Le fait que quelqu’un regarde un porno et que les bruits viennent à elle, ça ne la dérangeait pas en soi. Elle aussi, elle en regardait de temps en temps de toute manière. Elle en avait même regardé au boulot un bon nombre de fois, pour l’adrénaline de regarder des choses obscènes dans un lieu public. Elle avait même une fois sciemment laissé ouvert sa liste de lecture pour que le stagiaire tombe dessus. La tête qu’il avait fait avait été terriblement excitant. Elle avait finalement arrêté quand le service informatique lui avait coupé l’accès aux sites pour adultes sous prétexte que le réseau de la boîte était bourré de virus par sa faute. Ce qui la dérangeait, c’est que ces bruits précis provoquaient chez elle une vision des plus désagréables qui n’allait pas tarder à se manifester. Elle ferma ses yeux très forts et s’efforça de penser à autre chose. Trop tard…

… Il était nu comme un ver et avait corps informe. Pas maigre, pas gros, juste cet entre-deux des plus moches. Bien évidemment, il était en train de se la secouer. En la regardant. Des yeux vitreux, remplis d’une lubricité morbide qu’envirait n’importe quel satyre. Un filet de bave menaçait de tomber de ses lèvres boursoufflées. Il s’approcha encore. Son souffle fétide résonnait au creux de son oreille. Elle l’excitait. Et il n’y avait aucun doute possible sur la nature de son excitation. Il se branlait avec une telle force que son frein menaçait de rompre à chaque va-et-vient. Il ne pouvait pas s’arrêter, c’était plus fort que lui. Il était trop faible, trop misérable et elle était trop forte, il le savait, pour qu’il puisse la soumettre et la violer. Alors il se contentait de se branler en la dévorant des yeux. Heureusement pour elle, l’être de sa vision était précoce, il allait bientôt disparaître. C’était violent. Elle se demandait comment son frein pouvait résister à de tels assauts répétés avec une telle vigueur. Il se violentait lui-même mais ils savaient tous les deux que c’était elle qu’il voulait violenter. L’agripper par les cheveux et  la lui mettre… Il aurait voulu la prendre par tous les trous qu’il lui fasse regretter de…

Il avait disparu.

Elle ferma les yeux et souffla longuement. Elle ne peut pas dire qu’elle s’était habituée à cette vision mais force est de constater qu’elle les anticipait maintenant et avait bâti une certaine résilience à son encontre. Elle alluma la télé et n’essaya plus d’y penser. Le visionnage d’un bon navet avait toujours eu l’aptitude de lui faire oublier ses malheurs.

Comme l’a si bien dit un mec sur Youtube, il ne faut pas confondre nanard et navet. Un nanard est un film mauvais mais qui, tout bien considéré, déborde de naïveté, pensait bien faire et s’est magistralement planté sans jamais s’en rendre compte. On ne rit plus avec le film mais on rit du film. Le navet, c’est juste un mauvais film que ces connards de critiques de cinéma qui pètent plus que leur cul n’ont pas jugé bon de classer dans la catégorie nanard.
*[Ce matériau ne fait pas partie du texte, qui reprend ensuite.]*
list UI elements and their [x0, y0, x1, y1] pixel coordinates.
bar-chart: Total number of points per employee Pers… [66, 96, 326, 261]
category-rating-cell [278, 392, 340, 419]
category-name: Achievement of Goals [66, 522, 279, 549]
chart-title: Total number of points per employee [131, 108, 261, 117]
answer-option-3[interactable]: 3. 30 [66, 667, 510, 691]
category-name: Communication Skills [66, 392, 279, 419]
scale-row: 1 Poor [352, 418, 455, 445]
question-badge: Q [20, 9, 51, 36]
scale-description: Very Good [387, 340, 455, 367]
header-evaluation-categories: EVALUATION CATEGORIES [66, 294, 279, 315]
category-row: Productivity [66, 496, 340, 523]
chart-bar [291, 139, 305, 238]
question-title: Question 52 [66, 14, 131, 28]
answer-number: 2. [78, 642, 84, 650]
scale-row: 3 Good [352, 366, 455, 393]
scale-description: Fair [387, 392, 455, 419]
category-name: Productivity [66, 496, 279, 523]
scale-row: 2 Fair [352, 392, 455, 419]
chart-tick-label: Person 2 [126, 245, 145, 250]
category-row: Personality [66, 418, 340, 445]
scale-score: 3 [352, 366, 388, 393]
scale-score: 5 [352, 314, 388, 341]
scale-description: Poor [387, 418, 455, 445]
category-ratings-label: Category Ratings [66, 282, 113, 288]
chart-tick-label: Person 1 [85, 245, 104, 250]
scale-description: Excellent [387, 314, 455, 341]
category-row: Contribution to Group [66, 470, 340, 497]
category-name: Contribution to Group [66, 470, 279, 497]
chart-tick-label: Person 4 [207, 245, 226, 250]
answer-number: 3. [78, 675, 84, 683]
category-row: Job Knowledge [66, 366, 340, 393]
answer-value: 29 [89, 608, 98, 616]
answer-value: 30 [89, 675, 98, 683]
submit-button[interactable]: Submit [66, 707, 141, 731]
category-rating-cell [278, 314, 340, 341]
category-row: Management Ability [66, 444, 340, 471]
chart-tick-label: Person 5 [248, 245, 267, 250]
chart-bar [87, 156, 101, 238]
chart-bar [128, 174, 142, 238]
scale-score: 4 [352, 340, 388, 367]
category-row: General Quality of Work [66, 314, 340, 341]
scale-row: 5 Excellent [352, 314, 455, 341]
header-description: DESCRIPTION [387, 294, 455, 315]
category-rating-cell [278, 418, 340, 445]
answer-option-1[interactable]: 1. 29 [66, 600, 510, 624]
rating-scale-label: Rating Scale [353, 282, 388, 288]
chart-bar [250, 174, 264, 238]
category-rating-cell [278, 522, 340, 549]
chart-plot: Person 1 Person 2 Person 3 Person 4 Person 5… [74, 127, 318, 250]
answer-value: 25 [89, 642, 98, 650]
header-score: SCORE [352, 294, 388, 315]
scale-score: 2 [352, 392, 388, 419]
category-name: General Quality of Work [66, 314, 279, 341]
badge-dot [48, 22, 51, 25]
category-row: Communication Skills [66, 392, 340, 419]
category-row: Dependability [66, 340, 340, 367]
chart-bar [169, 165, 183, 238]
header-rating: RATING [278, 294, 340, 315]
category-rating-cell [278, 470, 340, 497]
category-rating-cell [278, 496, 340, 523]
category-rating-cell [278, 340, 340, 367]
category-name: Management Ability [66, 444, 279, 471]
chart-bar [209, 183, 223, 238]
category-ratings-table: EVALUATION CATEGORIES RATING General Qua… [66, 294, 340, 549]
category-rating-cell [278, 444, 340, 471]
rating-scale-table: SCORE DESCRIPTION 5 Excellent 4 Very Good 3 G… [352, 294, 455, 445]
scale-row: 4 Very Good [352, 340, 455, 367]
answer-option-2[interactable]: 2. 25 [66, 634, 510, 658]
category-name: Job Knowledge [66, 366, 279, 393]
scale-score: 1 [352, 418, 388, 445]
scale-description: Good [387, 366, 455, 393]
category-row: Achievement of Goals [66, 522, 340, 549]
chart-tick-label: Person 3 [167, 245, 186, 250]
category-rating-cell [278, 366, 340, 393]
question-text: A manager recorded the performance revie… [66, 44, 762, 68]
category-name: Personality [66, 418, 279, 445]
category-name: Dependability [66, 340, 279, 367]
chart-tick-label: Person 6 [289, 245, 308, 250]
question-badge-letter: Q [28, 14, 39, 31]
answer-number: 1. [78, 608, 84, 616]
Cette deuxième partie de l’analyse, c’était de son cru. Mais qui c’est ce mec qui, sous raison qu’il parle devant une caméra et poste ça sur le net, a le droit de définir le bon goût ? Enfin bref.

La petite fille venait de se faire bouffer par une bande de mini-dinosaure parce qu’elle était descendue de son yacht de bourge de mon cul. Elle se replongea dans le film.